I have a component which some standard columns I want in most of my tables. It takes a @ChildContent which defines specific columns to display in the grid. It looks like this:
<RadzenGrid TItem="TRecord"
RowSelect="RowSelected">
<Columns>
@if (ShowEditButtons)
{
@*A column that goes at the beginning and defines some buttons*@
}
@ChildContent
@*Some columns that go at the end*@
</Columns>
</RadzenGrid>
This allows some flexibility to show/hide columns as needed. I have found that when the user toggles ShowEditButtons to True or if they add columns to @ChildContent, both of which add a new column to the grid, that the new column will end up at the end of the grid instead of the intended position.
I assume this is because the new RadzenGridColumn which is being rendered is just added a list of columns, and is at the end.

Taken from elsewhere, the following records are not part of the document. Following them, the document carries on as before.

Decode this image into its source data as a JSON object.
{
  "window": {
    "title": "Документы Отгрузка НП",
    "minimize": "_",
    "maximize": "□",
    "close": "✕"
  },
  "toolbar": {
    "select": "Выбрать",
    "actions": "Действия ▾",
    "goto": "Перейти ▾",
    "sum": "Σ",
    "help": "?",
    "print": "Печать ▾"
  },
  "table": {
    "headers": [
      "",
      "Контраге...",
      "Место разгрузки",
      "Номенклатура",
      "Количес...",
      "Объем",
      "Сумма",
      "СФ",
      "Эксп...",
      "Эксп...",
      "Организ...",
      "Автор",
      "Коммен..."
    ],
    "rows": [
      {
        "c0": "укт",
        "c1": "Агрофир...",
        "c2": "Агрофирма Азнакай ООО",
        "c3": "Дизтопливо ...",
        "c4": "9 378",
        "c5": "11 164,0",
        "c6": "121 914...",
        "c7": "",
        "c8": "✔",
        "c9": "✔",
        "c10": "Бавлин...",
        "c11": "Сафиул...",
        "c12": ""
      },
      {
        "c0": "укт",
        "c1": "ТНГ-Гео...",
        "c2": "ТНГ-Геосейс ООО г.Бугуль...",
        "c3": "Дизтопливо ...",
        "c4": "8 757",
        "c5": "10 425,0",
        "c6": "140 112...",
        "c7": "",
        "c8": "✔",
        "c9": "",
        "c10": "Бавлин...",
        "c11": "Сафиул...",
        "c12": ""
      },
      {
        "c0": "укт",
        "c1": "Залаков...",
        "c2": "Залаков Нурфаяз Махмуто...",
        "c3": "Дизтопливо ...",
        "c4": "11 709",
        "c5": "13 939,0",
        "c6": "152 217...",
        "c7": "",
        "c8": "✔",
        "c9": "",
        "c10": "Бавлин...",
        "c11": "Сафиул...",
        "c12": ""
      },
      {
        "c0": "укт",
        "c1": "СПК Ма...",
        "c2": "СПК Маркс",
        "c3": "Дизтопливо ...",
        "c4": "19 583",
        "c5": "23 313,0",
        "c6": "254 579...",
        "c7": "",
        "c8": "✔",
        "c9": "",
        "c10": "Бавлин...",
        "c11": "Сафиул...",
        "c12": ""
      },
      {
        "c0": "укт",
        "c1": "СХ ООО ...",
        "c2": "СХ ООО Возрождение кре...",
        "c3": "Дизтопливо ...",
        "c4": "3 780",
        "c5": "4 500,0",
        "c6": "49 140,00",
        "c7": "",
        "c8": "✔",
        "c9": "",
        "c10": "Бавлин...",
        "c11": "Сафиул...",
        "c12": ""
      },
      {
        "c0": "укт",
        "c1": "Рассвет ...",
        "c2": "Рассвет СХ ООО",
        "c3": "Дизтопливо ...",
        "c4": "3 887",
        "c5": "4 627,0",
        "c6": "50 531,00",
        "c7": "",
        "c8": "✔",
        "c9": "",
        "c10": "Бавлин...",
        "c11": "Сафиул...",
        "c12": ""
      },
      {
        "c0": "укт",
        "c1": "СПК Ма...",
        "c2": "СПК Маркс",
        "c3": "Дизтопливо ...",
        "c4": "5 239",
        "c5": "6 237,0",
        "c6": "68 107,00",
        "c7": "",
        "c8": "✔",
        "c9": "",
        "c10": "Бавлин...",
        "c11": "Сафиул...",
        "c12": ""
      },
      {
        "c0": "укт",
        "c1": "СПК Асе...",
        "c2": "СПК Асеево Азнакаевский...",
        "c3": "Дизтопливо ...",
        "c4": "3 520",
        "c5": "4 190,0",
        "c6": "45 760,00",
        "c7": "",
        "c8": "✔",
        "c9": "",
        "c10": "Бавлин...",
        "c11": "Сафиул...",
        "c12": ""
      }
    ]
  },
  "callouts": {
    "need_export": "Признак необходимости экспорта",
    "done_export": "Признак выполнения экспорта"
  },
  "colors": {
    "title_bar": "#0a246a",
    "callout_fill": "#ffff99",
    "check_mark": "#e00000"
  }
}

I think it would be great if there was an optional parameter for ColumnOrder which I could specify.
I did try toggling Visible from false to true, or changing Width from 0rem to something longer as options to show or hide columns. That worked OK on the cells of the column, but the header wouldn't show up.
Hi @enchev, @mconrad.
Problem with column order is due blazor optimization in BuildRenderTree.
To avoid rewrite BlazorGrid twice, One solution could be create a new component with only Datagrid with all columns using @if (showColumns) and showColumns as parameter.
And in Parent do:
Both of these make sense as work around for the simple example I showed. I don't think they can solve the issue where I am changing the ChildContent columns. @ctnet I'm not sure if I tried this option exactly, but I was thinking the option of last resort might be to force blazor to make a new component no matter what when this changed.
I think if Visible worked as expected (so that the column header showed/hid with the columns) or if there was a new parameter for column order, then I think I could handle the ChildContent columns as well.
Finally have a solution: As @ctnet pointed out this issue was happening because of how blender optimizes render tree building.
I realized we can use the @key directive by binding it to the record ID that was populating my grid. Then when the record changed, blazor will see the @key change and dump and rebuild the grid from scratch.